Die Männer stehen in einer Reihe drüben im Vorführraum. Sie sind alle um die 1,70 Meter groß, blond bis brünett, tragen Jeans, schäbige Lederjacken und Lederhandschuhe. Genauso hat Andrea Uhlen vor zwei Tagen den Mörder ihres Mannes beschrieben.

Jetzt steht Andrea stumm an der Glasscheibe. Ihre Hände zittern. Kommissarin Marlene Kemper sieht, wie ihr Kollege Nils Krüger, der sich drüben mit der Nummer 3 als »Verdächtiger« eingereiht hat, unruhig von einem Fuß auf den anderen tritt.

»Nummer 4«, sagt Andrea Uhlen plötzlich. »Das ist der Mann, der Gerhard erschossen hat. Ich werde diese stechenden Augen nie vergessen. Und die Form seiner Lippen und die Tätowierung auf dem Handrücken.«

Marlene nickt der Protokollführerin zu, die Andreas Angaben notiert und sagt: »Danke Frau Uhlen. Eine Beamtin wird Sie heimbringen.«

Mit der Akte des »Verdächtigen Nr 4« unterm Arm nimmt Marlene den Fahrstuhl hinauf zu den Büros der Mordkommission. Der Verdächtige Nummer 4 ist Leo Treske, in Ganovenkreisen auch der »schöne Leo« genannt. Aus seiner Akte weiß Marlene, dass er eine Menge auf dem Kerbholz hat. Es scheint also gut möglich, dass er jetzt sogar vor einem Mord nicht zurückgeschreckt ist.

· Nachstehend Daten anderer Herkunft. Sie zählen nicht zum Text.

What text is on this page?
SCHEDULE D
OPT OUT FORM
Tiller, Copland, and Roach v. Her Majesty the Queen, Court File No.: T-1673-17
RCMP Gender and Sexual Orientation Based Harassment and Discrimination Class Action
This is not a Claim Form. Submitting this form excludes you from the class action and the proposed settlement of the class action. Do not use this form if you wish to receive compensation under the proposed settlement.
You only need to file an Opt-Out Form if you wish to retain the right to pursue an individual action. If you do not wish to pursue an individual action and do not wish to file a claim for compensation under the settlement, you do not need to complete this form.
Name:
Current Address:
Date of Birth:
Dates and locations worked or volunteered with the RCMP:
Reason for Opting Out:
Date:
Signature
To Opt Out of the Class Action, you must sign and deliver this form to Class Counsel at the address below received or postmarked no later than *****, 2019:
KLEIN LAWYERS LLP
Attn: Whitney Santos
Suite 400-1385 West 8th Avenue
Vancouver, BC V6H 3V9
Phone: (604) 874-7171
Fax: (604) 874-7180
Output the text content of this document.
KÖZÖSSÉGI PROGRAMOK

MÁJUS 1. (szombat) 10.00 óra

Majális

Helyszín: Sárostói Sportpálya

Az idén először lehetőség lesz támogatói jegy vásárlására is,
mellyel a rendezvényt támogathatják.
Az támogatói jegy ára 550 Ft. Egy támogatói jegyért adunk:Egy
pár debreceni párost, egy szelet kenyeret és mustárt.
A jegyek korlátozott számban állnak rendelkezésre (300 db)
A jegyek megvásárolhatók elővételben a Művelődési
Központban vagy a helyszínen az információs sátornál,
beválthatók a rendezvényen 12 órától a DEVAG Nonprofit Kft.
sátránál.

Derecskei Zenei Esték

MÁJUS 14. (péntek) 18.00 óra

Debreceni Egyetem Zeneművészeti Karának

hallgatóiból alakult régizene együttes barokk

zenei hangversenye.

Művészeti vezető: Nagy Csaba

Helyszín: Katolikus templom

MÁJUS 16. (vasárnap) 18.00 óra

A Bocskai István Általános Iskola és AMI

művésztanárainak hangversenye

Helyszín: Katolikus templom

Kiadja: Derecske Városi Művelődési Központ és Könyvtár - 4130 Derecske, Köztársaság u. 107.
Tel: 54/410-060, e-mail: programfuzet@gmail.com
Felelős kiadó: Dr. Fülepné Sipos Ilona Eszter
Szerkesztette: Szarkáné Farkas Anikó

Oder vielleicht hat er Gerhard Uhlen und seine Frau nur überfallen wollen und dabei die Nerven verloren?, überlegt Marlene. Anders kann sie sich den Mord nicht erklären.

Es ist am Dienstagabend geschehen. Andrea Uhlen und ihr Mann wollten nach einem Theaterabend heimfahren. Marlene erinnert sich noch genau an Andreas Zeugenaussage: »Auf dem Parkplatz des Theaters kam ein mittelgroßer, brünetter Mann in Jeans und Lederjacke auf uns zu. Er bedrohte uns mit einem Revolver und verlangte Geld. Doch als Gerhard nach der Brieftasche in sein Jackett griff, schoss der Gangster sofort.«

Andreas Mann war tödlich getroffen zusammengebrochen. Außer der Beschreibung, die Andrea von dem Mörder geliefert hat, gibt es nur noch ein paar vage Beobachtungen von Zeugen, die einen Mann hatten weglaufen sehen.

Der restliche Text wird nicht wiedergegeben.